I am not a math major, just trying to formulate my research question in a more rigorous way.
Suppose I have a probability measure $\pi_{\theta}$ and another variable $\phi=g(\theta)$. How do i formulate the conditional probability measure $\pi_{\theta\mid \phi}(A)$ for a measurable $A$?
I was trying $\pi_{\theta\mid \phi}(A)=\frac{\int_{A} \mathbf{1}\{g(\theta) =\phi\}d\pi_{\theta} (\theta)}{\int_{\Theta} \mathbf{1}\{g(\theta) =\phi\}d\pi_{\theta} (\theta)}$. (For now let's just say density of $\phi$ is non-zero on $g(\Theta)$, I would love to hear any insights about regularity condition as well.)
However, when I plug in an uniform distribution as an example, that does not seem to work. Say $\theta\sim U(-1,1)$ and $\phi=\theta^2$, then $\int_{\Theta} \mathbf{1}\{g(\theta) =\phi\}d\pi_{\theta} (\theta)$ becomes zero and that's not what i want. I was hoping to find a non-trivial conditional distribution for this scenario.

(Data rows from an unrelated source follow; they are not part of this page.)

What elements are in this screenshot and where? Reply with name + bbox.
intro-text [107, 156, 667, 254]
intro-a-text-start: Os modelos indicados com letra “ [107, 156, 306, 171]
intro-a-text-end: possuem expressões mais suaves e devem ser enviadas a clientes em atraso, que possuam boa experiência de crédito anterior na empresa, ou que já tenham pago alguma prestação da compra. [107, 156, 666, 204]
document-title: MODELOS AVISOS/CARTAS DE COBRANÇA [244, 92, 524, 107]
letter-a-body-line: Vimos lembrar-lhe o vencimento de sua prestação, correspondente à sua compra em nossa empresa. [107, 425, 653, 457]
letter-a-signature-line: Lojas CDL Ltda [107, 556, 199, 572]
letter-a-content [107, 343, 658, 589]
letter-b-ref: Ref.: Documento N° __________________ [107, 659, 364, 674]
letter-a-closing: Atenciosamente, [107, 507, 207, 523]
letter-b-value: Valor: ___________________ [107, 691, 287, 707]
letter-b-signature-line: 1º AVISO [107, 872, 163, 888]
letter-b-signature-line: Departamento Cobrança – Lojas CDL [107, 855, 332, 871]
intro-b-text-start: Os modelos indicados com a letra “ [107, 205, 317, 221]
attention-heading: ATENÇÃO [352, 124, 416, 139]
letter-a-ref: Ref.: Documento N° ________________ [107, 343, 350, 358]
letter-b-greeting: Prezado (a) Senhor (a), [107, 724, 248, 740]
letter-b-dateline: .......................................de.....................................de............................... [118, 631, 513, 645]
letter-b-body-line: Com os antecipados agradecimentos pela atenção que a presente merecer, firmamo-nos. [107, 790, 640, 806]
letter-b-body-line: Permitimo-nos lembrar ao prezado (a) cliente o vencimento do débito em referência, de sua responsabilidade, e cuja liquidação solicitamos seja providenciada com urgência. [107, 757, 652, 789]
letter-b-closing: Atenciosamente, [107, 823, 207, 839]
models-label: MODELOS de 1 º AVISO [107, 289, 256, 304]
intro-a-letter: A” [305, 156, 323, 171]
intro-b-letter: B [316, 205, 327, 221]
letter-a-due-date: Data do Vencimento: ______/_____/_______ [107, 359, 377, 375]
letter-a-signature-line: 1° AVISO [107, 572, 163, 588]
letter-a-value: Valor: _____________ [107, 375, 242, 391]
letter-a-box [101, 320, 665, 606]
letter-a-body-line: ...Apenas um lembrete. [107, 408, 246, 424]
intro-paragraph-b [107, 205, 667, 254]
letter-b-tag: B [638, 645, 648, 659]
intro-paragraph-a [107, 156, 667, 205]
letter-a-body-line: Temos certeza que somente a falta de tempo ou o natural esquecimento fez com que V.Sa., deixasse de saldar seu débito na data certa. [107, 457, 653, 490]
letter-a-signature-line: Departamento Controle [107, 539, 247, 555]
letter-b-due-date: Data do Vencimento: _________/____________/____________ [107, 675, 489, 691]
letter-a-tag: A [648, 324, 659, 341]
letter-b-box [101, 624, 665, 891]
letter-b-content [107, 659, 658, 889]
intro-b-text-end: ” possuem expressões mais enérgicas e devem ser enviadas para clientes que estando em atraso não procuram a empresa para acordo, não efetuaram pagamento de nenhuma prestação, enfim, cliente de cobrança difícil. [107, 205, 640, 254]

If anyone could tell me what part went wrong that will be great!
Thank you!
You want to use the dirac delta rather than an indicator. $$\pi_{\theta\mid g(\theta)}(A\mid\phi)=\mathbf 1_{\phi\in g(\Theta)}\int_A \delta_{g(\theta)-\phi}\,\mathrm d \pi_\theta(\theta)$$
For $\theta\sim\mathcal U(-1..1)$ and $g(t)=t^2$ $$\pi_{\theta\mid\theta^2}([0..1]\mid \phi)=\mathbf 1_{\phi\in[0..1^2]}\int_{0}^1\delta_{x^2-\phi}\cdot\tfrac 12\mathrm d x \\~= \frac 12\,\mathbf 1_{\phi\in[0..1^2]}$$